Les obstacles pour les entreprises étrangères qui envisagent d'entrer sur le marché de l’alimentation américain sont importants et complexes, mais ils ne sont pas insurmontables ; c’est en ces termes qu’une équipe d’avocats de Goodwin US a présenté sa perception du marché à un groupe de sociétés du secteur alimentaire invitées dans les locaux new-yorkais de Business France.
« Les lois sur les produits alimentaires aux États-Unis sont complexes et ont récemment évolué » indique Joanne Gray, coprésidente du département Food + Healthy Living de Goodwin aux Etats-Unis. « Dès lors, comment faire entrer des produits aux États-Unis ? Comment savoir s’ils sont protégés ? Comment savoir s’ils sont d’une qualité irréprochable ? Et comment protéger une marque ? »
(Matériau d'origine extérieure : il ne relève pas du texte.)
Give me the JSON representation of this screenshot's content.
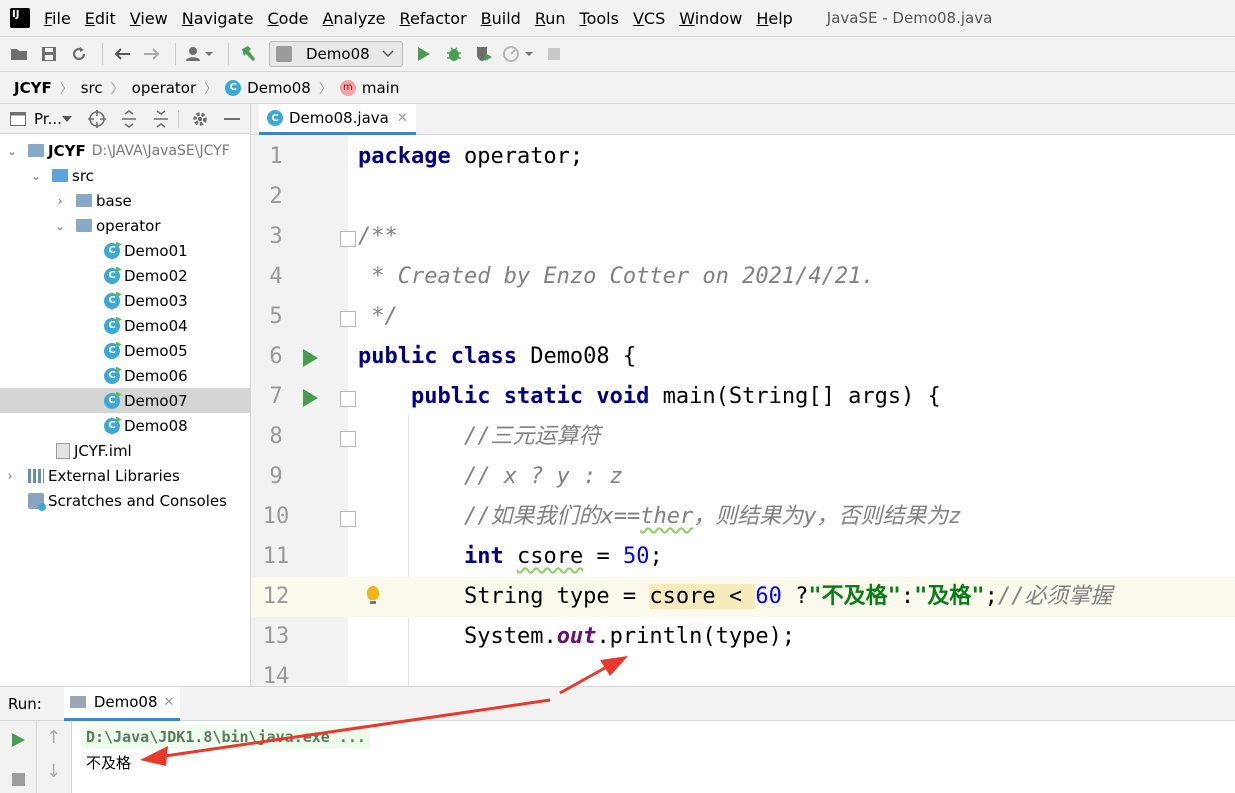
{
  "menu": {
    "items": [
      "File",
      "Edit",
      "View",
      "Navigate",
      "Code",
      "Analyze",
      "Refactor",
      "Build",
      "Run",
      "Tools",
      "VCS",
      "Window",
      "Help"
    ],
    "window_title": "JavaSE - Demo08.java"
  },
  "toolbar": {
    "run_config": "Demo08"
  },
  "breadcrumb": {
    "items": [
      "JCYF",
      "src",
      "operator",
      "Demo08",
      "main"
    ]
  },
  "project_panel": {
    "title": "Pr...",
    "tree": [
      {
        "label": "JCYF",
        "path": "D:\\JAVA\\JavaSE\\JCYF"
      },
      {
        "label": "src"
      },
      {
        "label": "base"
      },
      {
        "label": "operator"
      },
      {
        "label": "Demo01"
      },
      {
        "label": "Demo02"
      },
      {
        "label": "Demo03"
      },
      {
        "label": "Demo04"
      },
      {
        "label": "Demo05"
      },
      {
        "label": "Demo06"
      },
      {
        "label": "Demo07"
      },
      {
        "label": "Demo08"
      },
      {
        "label": "JCYF.iml"
      },
      {
        "label": "External Libraries"
      },
      {
        "label": "Scratches and Consoles"
      }
    ]
  },
  "editor": {
    "tab_label": "Demo08.java",
    "line_numbers": [
      "1",
      "2",
      "3",
      "4",
      "5",
      "6",
      "7",
      "8",
      "9",
      "10",
      "11",
      "12",
      "13",
      "14"
    ],
    "tokens": {
      "l1_kw": "package",
      "l1_rest": " operator;",
      "l3": "/**",
      "l4": " * Created by Enzo Cotter on 2021/4/21.",
      "l5": " */",
      "l6_kw": "public class",
      "l6_rest": " Demo08 {",
      "l7_indent": "    ",
      "l7_kw": "public static void",
      "l7_rest": " main(String[] args) {",
      "indent": "        ",
      "l8": "//三元运算符",
      "l9": "// x ? y : z",
      "l10_a": "//如果我们的x==",
      "l10_b": "ther",
      "l10_c": "，则结果为y，否则结果为z",
      "l11_kw": "int",
      "l11_sp": " ",
      "l11_var": "csore",
      "l11_eq": " = ",
      "l11_num": "50",
      "l11_end": ";",
      "l12_a": "String type = ",
      "l12_hl": "csore < ",
      "l12_num": "60",
      "l12_b": " ?",
      "l12_s1": "\"不及格\"",
      "l12_c": ":",
      "l12_s2": "\"及格\"",
      "l12_d": ";",
      "l12_cm": "//必须掌握",
      "l13_a": "System.",
      "l13_fld": "out",
      "l13_b": ".println(type);"
    }
  },
  "run_panel": {
    "label": "Run:",
    "tab_label": "Demo08",
    "command": "D:\\Java\\JDK1.8\\bin\\java.exe ...",
    "output": "不及格"
  },
  "colors": {
    "keyword": "#000080",
    "comment": "#808080",
    "number": "#0000ff",
    "string": "#067d17",
    "annotation_arrow": "#e8392c",
    "run_green": "#499c54"
  }
}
Business France, l’agence publique nationale au service de l’internationalisation de l’économie française, a convié des entreprises françaises de l’alimentaire et d'autres secteurs à présenter leur offre et à se familiariser avec les subtilités de la réglementation sur les produits alimentaires aux États-Unis. Fred Rein, associé au sein du groupe IP Litigation et des départements Israël et Tech/Life Sciences, a contribué à faciliter la participation de Goodwin à cet événement, réaffirmant si nécessaire le fort engagement du cabinet dans les relations économiques franco-américaines déjà souligné par l'ouverture du bureau parisien l'année dernière. Goodwin était également représenté par Tom Meriam, coprésident du département Food + Healthy Living et membre du groupe Private Equity du cabinet aux Etats-Unis et Chad Higgins, counsel au sein du département Contentieux et membre du groupe responsabilité du fait des produits et contentieux collectifs (Products Liability + Mass Torts group).
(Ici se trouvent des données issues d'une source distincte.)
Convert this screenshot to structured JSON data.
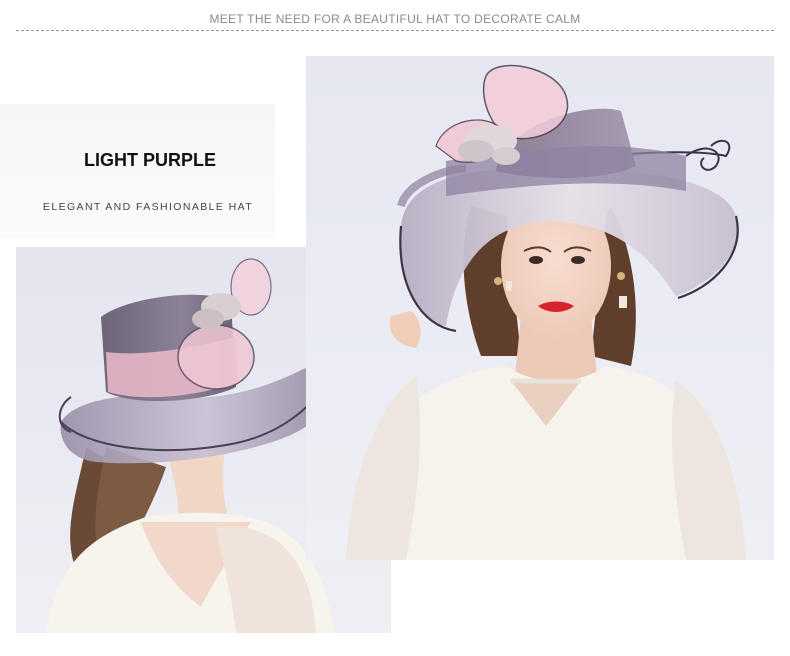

Selon Joanne Gray le plus gros risque pour les entreprises du secteur alimentaire à l'heure actuelle est l’altération des produits et, tout particulièrement, lorsque la falsification obéit à une logique de profit ; ce que les américains appellent economically motivated adulteration. Elle précise que cela peut prendre différentes formes : omission d’un ingrédient ou remplacement abusif par un autre ou, encore, ajout d’une substance qui n’a pas lieu d’être. Il se peut aussi qu'un produit inférieur soit substitué à un produit de qualité. Quelle que soit la méthode, c’est une pratique qui met la marque en danger.
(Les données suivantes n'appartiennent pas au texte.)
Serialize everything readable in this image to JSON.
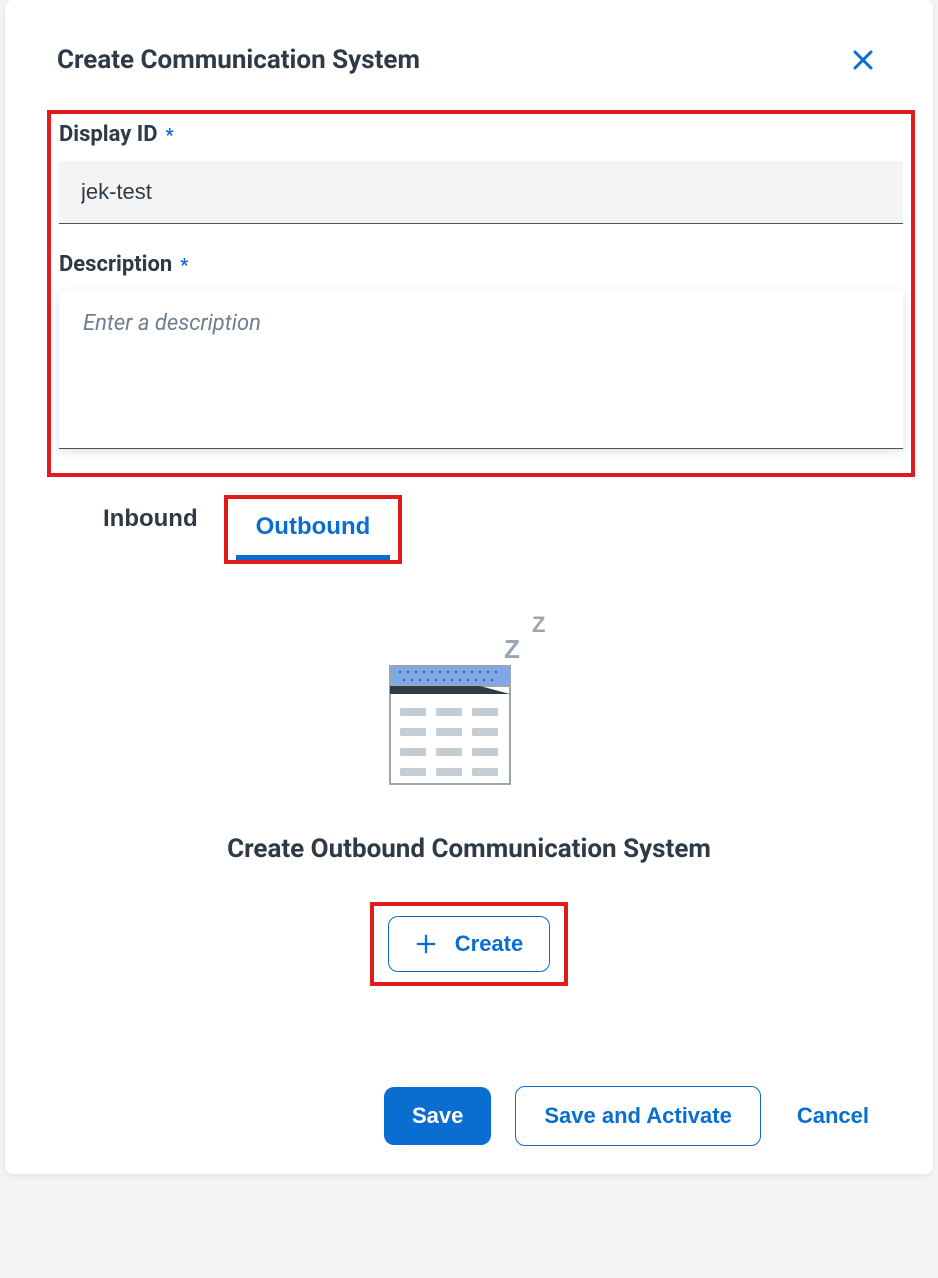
{
  "dialog": {
    "title": "Create Communication System"
  },
  "fields": {
    "display_id": {
      "label": "Display ID",
      "required_mark": "*",
      "value": "jek-test"
    },
    "description": {
      "label": "Description",
      "required_mark": "*",
      "placeholder": "Enter a description",
      "value": ""
    }
  },
  "tabs": {
    "inbound": "Inbound",
    "outbound": "Outbound"
  },
  "empty_state": {
    "title": "Create Outbound Communication System",
    "create_label": "Create"
  },
  "footer": {
    "save": "Save",
    "save_activate": "Save and Activate",
    "cancel": "Cancel"
  }
}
L'entreprise peut tout à fait ne pas être au courant de l'altération. Cependant, si un fournisseur rogne sur la qualité d’un produit pour réduire les coûts, cela peut entraîner un retard d’expédition de plusieurs semaines ou de plusieurs mois, voire même provoquer le refoulement du produit à la frontière américaine.
MESURES DE PROTECTION
Aux États-Unis, l'impact de l’altération de produits pour des logiques de profit est estimé entre 10 et 15 milliards de dollars chaque année. Bien que les fraudes n’aient pas toujours une incidence sur la santé des consommateurs, elles affectent les résultats financiers du fabricant. Il existe toutefois des moyens de protéger un produit et la réputation d’une marque : « vous devez pouvoir faire confiance à vos fournisseurs et vous devez surtout apprendre à les connaître, ainsi que les fournisseurs de vos fournisseurs. Ce qu’il vous faut, c’est un contrôle de toute la chaîne, de la ferme à la fourchette de vos clients » indique encore Joanne Gray. « La traçabilité est la clé : si un de vos fournisseurs ne veut pas vous dire où lui-même se fournit, c'est un gros signal d’alarme. »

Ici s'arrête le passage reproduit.